Aaron Levie, CEO of collaboration software firm Box, said, "The forward deployed engineer role will become one of the most in-demand jobs in the technology sector. Deploying agents is a much more technical task than most people know. It is often far more complex than deploying software." He added, "To deploy agents properly, vendors need to deeply understand business processes." He added, "Companies need help identifying the model that best fits their workflows, and they also want support for workflow change management. Agent systems need to be continuously tuned to fit processes."
The industry expects demand for optimization related to AI agents is unlikely to be a temporary phenomenon seen at an early stage of AI and is likely to continue.

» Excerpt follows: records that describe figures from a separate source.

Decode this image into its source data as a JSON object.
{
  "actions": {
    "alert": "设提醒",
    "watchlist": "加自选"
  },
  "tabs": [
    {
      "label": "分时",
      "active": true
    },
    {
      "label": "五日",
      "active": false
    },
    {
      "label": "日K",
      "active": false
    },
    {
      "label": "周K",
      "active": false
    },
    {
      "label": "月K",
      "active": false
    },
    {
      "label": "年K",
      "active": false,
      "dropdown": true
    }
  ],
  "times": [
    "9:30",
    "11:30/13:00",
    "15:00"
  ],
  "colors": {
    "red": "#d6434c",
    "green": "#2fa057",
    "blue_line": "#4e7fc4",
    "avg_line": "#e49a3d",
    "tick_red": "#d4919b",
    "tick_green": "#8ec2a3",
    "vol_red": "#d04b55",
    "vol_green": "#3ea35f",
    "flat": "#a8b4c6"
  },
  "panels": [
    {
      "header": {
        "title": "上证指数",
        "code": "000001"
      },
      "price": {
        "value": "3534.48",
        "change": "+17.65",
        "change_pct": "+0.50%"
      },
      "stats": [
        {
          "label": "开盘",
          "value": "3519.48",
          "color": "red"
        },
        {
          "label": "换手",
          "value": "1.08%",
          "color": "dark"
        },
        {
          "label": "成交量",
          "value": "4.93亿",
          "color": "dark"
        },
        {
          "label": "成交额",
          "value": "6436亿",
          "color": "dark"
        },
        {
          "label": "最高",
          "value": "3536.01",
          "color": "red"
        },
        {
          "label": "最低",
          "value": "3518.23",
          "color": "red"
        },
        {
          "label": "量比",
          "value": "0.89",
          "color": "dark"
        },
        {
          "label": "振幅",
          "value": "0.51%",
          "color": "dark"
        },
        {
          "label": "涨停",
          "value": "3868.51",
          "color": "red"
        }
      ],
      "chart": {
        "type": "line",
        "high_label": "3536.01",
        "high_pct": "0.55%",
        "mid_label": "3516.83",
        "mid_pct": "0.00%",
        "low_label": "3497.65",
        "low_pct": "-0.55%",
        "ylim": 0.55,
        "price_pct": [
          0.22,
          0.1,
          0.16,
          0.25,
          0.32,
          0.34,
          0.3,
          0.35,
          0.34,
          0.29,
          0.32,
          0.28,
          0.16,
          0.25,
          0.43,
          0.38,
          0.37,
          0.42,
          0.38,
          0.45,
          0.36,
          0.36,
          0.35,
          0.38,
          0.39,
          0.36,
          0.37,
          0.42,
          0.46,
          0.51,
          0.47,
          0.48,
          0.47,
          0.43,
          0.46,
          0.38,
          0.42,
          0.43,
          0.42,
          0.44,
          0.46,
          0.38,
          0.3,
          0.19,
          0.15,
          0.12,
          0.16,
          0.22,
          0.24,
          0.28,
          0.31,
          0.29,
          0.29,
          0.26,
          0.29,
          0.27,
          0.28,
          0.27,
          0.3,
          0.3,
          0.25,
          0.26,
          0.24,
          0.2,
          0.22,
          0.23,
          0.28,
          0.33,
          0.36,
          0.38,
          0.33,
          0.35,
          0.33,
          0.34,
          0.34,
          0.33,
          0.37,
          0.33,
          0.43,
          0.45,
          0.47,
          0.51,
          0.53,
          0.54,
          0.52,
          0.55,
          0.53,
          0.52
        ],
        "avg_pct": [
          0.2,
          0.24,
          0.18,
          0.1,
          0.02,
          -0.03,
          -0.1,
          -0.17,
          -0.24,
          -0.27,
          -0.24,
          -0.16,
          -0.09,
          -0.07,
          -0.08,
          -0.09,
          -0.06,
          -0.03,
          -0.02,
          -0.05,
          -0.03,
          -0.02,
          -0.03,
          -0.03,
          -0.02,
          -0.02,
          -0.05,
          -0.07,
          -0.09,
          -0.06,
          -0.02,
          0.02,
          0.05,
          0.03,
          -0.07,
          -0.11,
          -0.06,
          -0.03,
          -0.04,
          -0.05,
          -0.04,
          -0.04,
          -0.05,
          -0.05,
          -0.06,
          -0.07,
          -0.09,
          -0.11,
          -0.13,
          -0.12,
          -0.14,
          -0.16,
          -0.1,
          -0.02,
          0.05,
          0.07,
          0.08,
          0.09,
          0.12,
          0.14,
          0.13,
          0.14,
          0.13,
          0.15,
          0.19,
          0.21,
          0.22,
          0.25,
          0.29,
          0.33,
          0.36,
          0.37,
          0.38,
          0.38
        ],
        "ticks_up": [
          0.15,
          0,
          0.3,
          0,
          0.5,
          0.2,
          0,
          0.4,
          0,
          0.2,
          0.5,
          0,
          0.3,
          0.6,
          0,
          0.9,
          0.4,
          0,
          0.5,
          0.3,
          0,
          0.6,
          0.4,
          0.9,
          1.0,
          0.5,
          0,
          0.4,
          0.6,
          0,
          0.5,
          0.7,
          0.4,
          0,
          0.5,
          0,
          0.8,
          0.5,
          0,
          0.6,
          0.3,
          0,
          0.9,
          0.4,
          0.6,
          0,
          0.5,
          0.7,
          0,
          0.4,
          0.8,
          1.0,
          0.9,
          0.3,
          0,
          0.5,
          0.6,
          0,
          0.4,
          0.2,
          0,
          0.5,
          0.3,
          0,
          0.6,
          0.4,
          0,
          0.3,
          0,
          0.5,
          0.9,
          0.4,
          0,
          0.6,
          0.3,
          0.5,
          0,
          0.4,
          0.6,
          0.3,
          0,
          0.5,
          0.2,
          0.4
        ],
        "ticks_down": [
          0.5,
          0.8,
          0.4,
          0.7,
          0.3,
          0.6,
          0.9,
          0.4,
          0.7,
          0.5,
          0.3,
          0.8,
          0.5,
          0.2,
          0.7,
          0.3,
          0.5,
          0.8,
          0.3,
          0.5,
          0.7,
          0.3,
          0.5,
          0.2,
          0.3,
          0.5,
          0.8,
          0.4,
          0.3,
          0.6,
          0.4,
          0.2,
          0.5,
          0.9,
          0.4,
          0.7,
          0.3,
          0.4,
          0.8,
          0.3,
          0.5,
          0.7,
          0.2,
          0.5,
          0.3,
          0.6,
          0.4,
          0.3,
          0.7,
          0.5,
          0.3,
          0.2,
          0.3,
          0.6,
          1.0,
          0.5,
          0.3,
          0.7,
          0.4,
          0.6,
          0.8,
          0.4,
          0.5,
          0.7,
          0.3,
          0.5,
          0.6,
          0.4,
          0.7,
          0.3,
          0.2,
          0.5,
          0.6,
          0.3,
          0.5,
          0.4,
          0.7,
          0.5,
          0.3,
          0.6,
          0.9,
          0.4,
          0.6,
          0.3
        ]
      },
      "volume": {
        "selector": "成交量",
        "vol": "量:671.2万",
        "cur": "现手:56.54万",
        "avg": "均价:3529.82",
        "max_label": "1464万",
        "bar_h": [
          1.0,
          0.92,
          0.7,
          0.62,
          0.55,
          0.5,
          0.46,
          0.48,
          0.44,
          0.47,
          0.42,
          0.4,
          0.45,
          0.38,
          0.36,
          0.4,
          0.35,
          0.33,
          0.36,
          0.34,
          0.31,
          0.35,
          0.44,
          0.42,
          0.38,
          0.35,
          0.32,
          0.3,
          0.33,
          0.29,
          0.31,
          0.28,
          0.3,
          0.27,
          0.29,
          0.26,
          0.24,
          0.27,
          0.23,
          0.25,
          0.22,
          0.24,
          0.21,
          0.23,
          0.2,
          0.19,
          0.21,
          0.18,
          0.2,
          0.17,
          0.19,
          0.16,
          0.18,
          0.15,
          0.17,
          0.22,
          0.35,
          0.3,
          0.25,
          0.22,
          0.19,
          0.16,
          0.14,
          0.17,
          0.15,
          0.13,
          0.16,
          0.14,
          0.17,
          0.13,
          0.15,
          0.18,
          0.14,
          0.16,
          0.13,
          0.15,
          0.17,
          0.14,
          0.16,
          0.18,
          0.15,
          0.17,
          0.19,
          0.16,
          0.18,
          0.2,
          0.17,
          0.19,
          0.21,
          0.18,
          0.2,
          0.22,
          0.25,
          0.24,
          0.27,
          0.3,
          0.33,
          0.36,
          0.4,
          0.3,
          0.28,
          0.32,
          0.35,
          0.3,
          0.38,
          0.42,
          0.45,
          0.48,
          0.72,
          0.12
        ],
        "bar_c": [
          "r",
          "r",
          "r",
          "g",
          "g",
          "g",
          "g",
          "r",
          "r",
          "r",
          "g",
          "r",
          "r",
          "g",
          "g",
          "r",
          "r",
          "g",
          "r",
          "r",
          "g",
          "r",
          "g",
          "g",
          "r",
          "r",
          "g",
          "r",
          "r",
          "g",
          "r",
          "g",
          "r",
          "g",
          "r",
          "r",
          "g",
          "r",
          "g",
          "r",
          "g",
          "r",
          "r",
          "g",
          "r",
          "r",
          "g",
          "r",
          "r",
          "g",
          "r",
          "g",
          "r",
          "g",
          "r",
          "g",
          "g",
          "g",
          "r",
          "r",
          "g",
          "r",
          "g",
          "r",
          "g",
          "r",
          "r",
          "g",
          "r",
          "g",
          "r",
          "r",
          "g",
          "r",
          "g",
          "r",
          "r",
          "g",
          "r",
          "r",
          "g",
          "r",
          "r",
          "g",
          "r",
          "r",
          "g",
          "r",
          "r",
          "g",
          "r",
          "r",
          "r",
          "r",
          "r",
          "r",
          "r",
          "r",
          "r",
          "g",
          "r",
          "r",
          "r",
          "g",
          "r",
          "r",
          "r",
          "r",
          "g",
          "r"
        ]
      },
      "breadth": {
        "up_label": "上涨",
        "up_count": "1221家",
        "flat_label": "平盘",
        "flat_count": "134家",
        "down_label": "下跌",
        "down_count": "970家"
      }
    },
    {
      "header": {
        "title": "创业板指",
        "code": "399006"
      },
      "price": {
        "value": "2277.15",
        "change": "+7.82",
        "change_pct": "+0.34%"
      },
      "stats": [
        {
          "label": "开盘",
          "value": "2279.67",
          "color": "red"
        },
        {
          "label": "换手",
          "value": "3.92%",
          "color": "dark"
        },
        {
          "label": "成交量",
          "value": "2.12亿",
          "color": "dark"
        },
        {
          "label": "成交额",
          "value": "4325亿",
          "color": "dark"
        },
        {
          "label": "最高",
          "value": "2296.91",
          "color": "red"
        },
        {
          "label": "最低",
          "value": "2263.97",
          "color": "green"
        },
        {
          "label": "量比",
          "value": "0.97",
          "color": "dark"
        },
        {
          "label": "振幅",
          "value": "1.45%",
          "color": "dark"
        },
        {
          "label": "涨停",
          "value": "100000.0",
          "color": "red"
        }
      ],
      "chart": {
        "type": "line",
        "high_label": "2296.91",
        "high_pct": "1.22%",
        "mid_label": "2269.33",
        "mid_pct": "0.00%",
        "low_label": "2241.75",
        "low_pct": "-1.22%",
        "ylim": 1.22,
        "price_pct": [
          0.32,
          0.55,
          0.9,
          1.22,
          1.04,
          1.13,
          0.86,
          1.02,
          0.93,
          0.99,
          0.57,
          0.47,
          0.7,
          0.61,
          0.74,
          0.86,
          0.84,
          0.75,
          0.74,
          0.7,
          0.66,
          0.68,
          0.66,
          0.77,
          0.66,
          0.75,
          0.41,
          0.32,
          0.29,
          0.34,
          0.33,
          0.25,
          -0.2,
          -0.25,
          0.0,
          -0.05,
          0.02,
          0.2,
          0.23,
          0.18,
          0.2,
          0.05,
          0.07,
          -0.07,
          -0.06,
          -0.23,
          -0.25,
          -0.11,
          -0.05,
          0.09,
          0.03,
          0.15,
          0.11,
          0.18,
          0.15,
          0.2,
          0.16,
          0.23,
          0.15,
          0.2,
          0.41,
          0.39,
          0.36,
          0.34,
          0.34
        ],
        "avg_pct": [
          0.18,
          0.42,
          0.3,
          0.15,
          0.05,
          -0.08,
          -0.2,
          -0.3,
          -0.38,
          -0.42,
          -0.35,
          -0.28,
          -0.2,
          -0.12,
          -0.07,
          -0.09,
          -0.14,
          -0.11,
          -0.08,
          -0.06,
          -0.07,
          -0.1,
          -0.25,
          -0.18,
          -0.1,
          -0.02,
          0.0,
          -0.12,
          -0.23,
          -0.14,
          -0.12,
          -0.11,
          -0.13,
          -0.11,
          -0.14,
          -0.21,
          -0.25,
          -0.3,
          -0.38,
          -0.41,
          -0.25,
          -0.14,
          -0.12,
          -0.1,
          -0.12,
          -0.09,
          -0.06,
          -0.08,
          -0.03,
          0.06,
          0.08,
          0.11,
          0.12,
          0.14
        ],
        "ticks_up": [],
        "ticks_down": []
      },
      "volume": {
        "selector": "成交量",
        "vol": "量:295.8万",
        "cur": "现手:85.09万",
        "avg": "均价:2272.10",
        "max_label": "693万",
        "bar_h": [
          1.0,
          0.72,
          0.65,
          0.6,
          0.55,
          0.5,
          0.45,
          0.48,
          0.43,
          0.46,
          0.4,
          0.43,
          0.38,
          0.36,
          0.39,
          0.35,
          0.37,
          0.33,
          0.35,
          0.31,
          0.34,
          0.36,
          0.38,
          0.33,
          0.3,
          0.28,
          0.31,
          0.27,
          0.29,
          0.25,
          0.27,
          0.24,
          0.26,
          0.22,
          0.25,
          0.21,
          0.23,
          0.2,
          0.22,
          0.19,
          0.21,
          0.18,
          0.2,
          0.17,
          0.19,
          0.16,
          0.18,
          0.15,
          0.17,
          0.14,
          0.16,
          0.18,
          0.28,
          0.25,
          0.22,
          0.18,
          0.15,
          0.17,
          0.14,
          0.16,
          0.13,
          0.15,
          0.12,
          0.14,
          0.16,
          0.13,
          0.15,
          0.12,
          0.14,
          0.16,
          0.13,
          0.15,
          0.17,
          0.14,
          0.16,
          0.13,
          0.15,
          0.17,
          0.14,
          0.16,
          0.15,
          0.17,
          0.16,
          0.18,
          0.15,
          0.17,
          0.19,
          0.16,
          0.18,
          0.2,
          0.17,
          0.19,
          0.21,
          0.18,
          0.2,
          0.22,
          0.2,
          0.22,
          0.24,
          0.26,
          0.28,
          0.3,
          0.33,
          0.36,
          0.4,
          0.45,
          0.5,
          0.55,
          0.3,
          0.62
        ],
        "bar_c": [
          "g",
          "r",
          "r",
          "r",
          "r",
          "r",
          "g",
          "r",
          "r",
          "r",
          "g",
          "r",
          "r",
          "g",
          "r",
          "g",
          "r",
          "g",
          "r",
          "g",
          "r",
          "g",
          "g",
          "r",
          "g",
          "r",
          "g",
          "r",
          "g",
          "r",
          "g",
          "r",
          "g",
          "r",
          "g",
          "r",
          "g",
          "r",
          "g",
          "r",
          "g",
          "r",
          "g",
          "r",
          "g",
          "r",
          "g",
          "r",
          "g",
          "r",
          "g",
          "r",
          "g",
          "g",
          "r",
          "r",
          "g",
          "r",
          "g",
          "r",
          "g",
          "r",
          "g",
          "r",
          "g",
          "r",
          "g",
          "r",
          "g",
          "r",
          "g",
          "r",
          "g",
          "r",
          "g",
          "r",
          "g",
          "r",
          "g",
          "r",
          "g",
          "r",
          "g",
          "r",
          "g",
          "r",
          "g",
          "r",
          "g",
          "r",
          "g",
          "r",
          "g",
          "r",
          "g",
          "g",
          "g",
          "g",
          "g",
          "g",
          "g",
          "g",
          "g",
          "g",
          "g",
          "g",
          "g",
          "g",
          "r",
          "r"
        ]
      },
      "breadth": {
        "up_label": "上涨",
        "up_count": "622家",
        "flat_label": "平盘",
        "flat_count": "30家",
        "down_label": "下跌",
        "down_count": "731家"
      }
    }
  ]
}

Yum Dong-hoon (염동훈), CEO of MegazoneCloud, said, "Companies will need to keep optimizing AI agents in line with changing circumstances." He said, "Just as the AWS platform provides countless building blocks like Lego blocks, AI agents also need to be combined to fit the nature of work. The AI needed by a marketing organisation and the AI needed by a finance team are different. Choosing the right AI for the work is a core capability in the AI era." He added, "When moving from on-premises to the cloud, only the platform changed while business processes stayed the same," and said, "In the AI era, business processes themselves need to change to maximise returns on AI investment."